Advisers have myriad demands on their time – meeting and talking to clients, keeping up with regulatory reforms and requirements, as well as maintaining client investments.
For many years now, multi-asset funds and solutions have been marketed as a way to ensure clients are diversified across asset classes, while taking the burden of financial decision-making off the adviser’s shoulders.
Given the chance to outsource to a multi-asset fund, many advisers will, understandably, do so.
Gary Potter, co-head of the multi-manager team at BMO Global Asset Management, observes: “The job of any financial adviser is an increasingly complex and time consuming one and the investment component is just one facet of their growing responsibility towards a client.
“The growing regulatory and reporting requirements alongside an increasingly sophisticated and informed general public, allied to the complexities of today’s modern investment world, in a changing tax world regarding pensions, generally argues in favour of outsourcing the specialist component parts of financial planning to experts in various fields.”
As Meike Bliebenicht, senior product specialist, multi-asset at HSBC Global Asset Management, points out, advisers’ strengths often lie in handling client relationships.
“They establish the level of risk their clients are both willing and able to take with their portfolio. From this, a suitable asset allocation needs to be constructed to provide a portfolio of investments which meet the investor’s objectives, while remaining in line with the chosen risk profile,” she says.
“One option would be for the adviser to construct this asset allocation and then fulfil it with a range of funds covering each asset class.
“Alternatively, multi-asset funds provide advisers with a solution with which they can meet their investors’ needs,” Ms Bliebenicht suggests.
Time well spent
An adviser’s time is sometimes best spent with clients, helping them with their advice needs, agrees Kevin Doran, chief investment officer at AJ Bell.

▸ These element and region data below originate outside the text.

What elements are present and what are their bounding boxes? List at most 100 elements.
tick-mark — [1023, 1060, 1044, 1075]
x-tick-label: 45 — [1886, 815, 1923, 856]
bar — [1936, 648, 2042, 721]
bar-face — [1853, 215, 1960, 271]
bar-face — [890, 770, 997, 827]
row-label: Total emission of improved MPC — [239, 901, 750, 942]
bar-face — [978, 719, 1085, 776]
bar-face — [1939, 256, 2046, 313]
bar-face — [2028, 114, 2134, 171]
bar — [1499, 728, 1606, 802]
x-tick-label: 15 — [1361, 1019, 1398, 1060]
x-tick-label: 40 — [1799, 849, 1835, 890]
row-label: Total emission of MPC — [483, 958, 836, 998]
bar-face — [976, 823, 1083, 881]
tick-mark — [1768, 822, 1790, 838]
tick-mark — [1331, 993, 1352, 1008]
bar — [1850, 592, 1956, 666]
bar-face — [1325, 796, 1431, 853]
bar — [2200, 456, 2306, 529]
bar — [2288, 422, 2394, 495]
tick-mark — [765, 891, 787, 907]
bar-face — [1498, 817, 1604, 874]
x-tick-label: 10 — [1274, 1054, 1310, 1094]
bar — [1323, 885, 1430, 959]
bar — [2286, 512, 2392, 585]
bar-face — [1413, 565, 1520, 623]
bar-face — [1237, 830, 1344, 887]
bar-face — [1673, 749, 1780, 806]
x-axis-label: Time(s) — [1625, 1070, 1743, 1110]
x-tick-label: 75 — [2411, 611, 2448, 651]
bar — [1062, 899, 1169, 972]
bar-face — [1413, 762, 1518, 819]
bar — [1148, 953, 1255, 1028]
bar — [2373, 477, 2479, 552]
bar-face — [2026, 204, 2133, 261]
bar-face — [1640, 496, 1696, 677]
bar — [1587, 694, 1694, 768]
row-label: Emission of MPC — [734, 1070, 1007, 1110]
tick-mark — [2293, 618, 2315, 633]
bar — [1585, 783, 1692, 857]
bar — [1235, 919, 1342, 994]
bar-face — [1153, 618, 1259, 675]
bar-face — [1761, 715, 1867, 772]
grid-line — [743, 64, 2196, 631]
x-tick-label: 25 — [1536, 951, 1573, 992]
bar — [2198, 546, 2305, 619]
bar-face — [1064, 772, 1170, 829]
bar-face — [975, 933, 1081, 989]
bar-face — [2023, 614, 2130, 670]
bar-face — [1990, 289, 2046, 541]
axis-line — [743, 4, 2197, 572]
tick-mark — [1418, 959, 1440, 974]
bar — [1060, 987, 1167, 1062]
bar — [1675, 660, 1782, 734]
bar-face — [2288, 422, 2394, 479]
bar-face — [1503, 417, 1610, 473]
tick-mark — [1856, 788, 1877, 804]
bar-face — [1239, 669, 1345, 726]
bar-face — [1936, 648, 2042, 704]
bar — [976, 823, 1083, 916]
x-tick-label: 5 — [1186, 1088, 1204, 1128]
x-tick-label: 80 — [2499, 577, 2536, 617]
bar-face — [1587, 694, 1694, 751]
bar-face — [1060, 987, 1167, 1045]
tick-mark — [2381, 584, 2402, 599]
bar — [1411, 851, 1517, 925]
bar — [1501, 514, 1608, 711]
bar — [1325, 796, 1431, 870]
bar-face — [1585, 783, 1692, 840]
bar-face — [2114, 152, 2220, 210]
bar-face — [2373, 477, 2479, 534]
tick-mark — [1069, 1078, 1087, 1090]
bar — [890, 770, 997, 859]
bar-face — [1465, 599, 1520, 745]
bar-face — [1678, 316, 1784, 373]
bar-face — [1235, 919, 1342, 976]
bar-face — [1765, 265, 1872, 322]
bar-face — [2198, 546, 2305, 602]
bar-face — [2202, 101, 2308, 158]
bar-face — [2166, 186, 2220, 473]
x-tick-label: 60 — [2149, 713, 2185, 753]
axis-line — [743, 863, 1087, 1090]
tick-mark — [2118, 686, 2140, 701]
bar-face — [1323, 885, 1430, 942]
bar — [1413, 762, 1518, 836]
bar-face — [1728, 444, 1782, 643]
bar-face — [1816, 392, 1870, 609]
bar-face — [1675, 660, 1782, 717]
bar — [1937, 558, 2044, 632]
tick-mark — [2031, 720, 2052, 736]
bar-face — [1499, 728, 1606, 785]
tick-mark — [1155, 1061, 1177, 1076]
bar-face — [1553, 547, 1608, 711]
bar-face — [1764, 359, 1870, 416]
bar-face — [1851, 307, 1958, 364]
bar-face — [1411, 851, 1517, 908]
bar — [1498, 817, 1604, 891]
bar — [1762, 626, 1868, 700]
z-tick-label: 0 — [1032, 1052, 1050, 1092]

It is not only the increasing length of advisers’ to-do lists which mean they can often benefit from being able to outsource, but also the economic backdrop.
While a decade or more ago advisers may well have been able to simply construct a fund consisting of equities and bonds to provide decent returns, this approach in the current environment often will not suffice.
Andrew Harman, senior portfolio manager, multi-asset solutions at First State Investments, notes: “The current low yield environment challenges investors’ reliance on traditional asset classes, such as equities and bonds, to provide sufficient returns to meet their investment goals.
“People are increasingly looking for products that can give them the required level of return, while balancing risk and preserving capital.”
But he concedes that simply holding a large number of asset categories does not provide real diversification.